Por Gilberto da Costa Ferreira
Era o crepúsculo do dia 14 de agosto de 1961, uma segunda feira seguinte ao Dia dos Pais e em pleno inverno brasileiro. Naquele dia, encontrando-me na esquina do Ginásio do Estado, o sempre querido Estadão, visualizei uma gigantesca fumaça que surgia nos céus de Taubaté como que anunciando uma iminente tragédia. Eram aproximadamente 17h40. Momentos depois, aquela fumaça de proporção jamais vista logo seria notícia em todos os lugares da bucólica Taubaté. Policiais do 5º Batalhão de Caçadores, atual 5º BPM/I que deixavam seus serviços naquele momento, policiais de folga naquele dia, bombeiros da Willys Overland e muitos abnegados pela causa pública acorreram ao local e se apresentaram para ajudar no que fosse possível. O tirocínio policial do Sargento Edson Lopes Pestana, Comandante da Guarda do Presídio, em adotar medidas urgentes como a de não entrar com sua guarnição no pátio interno, foi de fundamental importância para que não ocorresse a fuga em massa, bem como evitado o extermínio de toda sua guarnição. Ficou do lado de fora com sua tropa cercando o Presídio e aguardando reforço policial. Atitude perfeitamente entendida, pois, era estratégia dos amotinados que com a entrada da guarnição, sensibilizada pelo desespero e sofrimento dos presos para abertura dos pavilhões incendiados, todos os militares fossem mortos.
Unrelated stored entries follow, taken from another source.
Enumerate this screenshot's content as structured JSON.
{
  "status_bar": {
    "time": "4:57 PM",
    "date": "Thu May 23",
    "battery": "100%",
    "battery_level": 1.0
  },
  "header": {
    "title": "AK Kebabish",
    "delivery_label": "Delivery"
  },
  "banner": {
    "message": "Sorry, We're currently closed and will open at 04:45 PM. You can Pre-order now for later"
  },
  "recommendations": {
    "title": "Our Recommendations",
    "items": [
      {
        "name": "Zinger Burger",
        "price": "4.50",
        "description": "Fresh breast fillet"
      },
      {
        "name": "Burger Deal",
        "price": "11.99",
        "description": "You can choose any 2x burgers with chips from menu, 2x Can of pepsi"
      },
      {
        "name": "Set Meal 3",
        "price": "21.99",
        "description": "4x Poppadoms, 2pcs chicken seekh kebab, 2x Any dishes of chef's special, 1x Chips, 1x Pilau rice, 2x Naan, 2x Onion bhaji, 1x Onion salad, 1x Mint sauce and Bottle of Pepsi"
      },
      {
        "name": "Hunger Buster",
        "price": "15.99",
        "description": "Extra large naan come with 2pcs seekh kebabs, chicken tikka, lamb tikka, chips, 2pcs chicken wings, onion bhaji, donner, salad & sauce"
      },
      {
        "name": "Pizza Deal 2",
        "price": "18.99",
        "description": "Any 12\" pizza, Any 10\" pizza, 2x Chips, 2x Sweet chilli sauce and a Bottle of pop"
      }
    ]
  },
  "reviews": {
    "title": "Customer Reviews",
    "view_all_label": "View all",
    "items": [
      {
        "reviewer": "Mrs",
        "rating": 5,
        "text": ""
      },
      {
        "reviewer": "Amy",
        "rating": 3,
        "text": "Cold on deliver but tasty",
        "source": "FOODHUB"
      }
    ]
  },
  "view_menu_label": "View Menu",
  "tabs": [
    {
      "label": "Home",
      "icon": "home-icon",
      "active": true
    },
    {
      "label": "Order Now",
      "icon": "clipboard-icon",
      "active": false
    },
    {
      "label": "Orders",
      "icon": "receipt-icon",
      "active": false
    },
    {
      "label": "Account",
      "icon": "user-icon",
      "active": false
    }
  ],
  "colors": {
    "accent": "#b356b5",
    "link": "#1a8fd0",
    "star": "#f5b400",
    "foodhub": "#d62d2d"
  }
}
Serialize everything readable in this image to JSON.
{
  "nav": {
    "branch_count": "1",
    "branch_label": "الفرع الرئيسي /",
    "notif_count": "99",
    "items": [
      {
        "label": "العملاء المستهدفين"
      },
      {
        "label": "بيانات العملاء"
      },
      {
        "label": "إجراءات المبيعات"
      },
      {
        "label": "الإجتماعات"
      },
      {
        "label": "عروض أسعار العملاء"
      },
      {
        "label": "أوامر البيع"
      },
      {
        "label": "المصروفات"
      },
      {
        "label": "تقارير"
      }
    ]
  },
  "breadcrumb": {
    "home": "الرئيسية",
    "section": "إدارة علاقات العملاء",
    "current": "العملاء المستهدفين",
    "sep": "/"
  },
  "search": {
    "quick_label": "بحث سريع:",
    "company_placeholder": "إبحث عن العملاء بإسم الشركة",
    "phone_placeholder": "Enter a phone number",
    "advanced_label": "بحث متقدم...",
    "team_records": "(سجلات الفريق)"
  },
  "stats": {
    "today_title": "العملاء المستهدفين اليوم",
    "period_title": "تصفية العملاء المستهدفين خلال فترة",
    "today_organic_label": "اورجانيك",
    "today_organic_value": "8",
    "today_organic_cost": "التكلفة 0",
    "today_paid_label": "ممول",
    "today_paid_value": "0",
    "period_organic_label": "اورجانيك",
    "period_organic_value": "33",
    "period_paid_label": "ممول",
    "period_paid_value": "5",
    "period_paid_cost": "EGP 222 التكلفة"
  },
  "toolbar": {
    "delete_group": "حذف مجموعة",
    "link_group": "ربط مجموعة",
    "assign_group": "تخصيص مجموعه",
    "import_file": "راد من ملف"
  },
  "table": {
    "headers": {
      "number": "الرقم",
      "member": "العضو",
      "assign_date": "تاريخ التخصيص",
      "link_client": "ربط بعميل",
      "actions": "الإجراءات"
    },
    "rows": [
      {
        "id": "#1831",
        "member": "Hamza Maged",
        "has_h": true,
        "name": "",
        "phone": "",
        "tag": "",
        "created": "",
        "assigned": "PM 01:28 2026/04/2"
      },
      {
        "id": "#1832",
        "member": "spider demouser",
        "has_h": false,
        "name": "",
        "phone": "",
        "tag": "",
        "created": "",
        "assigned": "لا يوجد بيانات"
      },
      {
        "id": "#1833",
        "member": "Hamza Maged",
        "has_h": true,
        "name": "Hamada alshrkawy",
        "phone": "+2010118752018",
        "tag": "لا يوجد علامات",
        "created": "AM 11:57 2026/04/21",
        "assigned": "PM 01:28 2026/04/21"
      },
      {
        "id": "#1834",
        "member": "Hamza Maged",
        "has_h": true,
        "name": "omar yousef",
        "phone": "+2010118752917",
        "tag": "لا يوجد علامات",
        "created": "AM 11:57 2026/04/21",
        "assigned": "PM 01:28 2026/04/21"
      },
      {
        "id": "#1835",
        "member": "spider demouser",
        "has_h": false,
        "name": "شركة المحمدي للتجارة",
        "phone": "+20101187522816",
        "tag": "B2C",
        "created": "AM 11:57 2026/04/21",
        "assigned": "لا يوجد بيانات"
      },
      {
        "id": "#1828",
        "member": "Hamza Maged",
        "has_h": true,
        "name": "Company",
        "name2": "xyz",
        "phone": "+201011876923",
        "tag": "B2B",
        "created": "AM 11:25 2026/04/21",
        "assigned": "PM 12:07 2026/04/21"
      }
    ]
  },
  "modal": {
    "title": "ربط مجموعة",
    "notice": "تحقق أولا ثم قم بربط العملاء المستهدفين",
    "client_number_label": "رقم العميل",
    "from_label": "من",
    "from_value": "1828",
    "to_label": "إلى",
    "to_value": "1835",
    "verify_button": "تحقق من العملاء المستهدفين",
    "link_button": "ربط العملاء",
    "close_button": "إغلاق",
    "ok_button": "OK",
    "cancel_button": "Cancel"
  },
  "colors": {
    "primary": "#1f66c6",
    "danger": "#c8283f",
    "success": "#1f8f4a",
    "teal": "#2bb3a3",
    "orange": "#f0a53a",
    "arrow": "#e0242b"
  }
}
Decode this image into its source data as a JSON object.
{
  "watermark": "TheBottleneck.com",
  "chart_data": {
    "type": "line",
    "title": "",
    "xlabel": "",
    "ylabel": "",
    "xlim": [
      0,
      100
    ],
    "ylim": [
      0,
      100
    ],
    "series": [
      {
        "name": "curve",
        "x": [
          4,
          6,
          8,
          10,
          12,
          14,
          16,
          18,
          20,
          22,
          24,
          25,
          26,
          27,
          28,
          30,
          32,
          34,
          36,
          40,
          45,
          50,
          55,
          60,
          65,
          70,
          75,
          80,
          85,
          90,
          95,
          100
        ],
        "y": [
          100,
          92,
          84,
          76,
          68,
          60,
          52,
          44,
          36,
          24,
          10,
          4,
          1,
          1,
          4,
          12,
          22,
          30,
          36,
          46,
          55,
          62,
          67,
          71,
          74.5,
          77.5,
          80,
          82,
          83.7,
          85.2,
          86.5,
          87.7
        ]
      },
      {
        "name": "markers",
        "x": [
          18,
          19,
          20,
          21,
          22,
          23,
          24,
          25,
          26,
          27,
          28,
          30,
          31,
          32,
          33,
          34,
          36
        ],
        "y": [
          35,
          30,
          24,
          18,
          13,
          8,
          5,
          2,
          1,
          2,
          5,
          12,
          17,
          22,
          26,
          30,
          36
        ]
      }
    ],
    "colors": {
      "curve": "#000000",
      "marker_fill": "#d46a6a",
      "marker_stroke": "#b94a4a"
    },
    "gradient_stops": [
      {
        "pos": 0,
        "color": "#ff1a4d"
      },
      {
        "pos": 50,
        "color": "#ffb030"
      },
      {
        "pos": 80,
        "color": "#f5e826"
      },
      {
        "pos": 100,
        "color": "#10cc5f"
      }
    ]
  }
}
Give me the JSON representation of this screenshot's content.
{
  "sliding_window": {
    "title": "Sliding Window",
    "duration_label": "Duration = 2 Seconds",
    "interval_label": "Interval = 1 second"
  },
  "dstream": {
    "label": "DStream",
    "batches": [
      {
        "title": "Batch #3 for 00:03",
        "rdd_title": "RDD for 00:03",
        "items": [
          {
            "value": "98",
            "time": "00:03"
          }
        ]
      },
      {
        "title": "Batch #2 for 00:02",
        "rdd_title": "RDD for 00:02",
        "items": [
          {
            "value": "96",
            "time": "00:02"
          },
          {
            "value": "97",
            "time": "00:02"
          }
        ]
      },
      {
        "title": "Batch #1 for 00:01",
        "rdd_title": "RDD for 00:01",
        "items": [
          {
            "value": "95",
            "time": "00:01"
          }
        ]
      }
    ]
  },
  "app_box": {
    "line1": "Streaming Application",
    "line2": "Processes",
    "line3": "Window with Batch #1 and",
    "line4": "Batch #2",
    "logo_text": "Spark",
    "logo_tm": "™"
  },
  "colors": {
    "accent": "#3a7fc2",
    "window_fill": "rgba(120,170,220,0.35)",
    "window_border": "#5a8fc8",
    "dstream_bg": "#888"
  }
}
Entretanto, com a chegada de reforços foi possível adentrar ao interior do presídio e constatar que o Pavilhão Alcântara Machado estava totalmente em chamas e com cinquenta e dois detentos em estado desesperador e sem condições de fuga, pois, haviam colocado fogo nos colchões na entrada da cela.
Diante de tal quadro o Major Paulo Vianna determinou uma abertura na parede daquele Pavilhão. O Soldado Brasil Natalino imediatamente tentou com outros policiais colocar em movimento um trator existente nas imediações, entretanto, o motor não funcionou. De maneira resoluta, o soldado Natalino e o guarda de presídio Rubens de Oliveira, com o auxílio de picaretas iniciaram abrir um buraco na parede, a qual, da largura de um tijolo e meio e construída por argamassa de cimento e areia, tornara-se quase impossível sua demolição parcial. Mas, determinados pelo cumprimento do dever e até seu esgotamento físico por completo, conseguiram seus intentos revezando-se, e, contando com a participação de outros policiais, lograram êxito em seus objetivos. Imediatamente, os policiais, Cabo Acidino e Soldado Milton Ribeiro adentraram naquele Pavilhão, tidos pelos presos que se salvaram como “A Visão do Inferno”.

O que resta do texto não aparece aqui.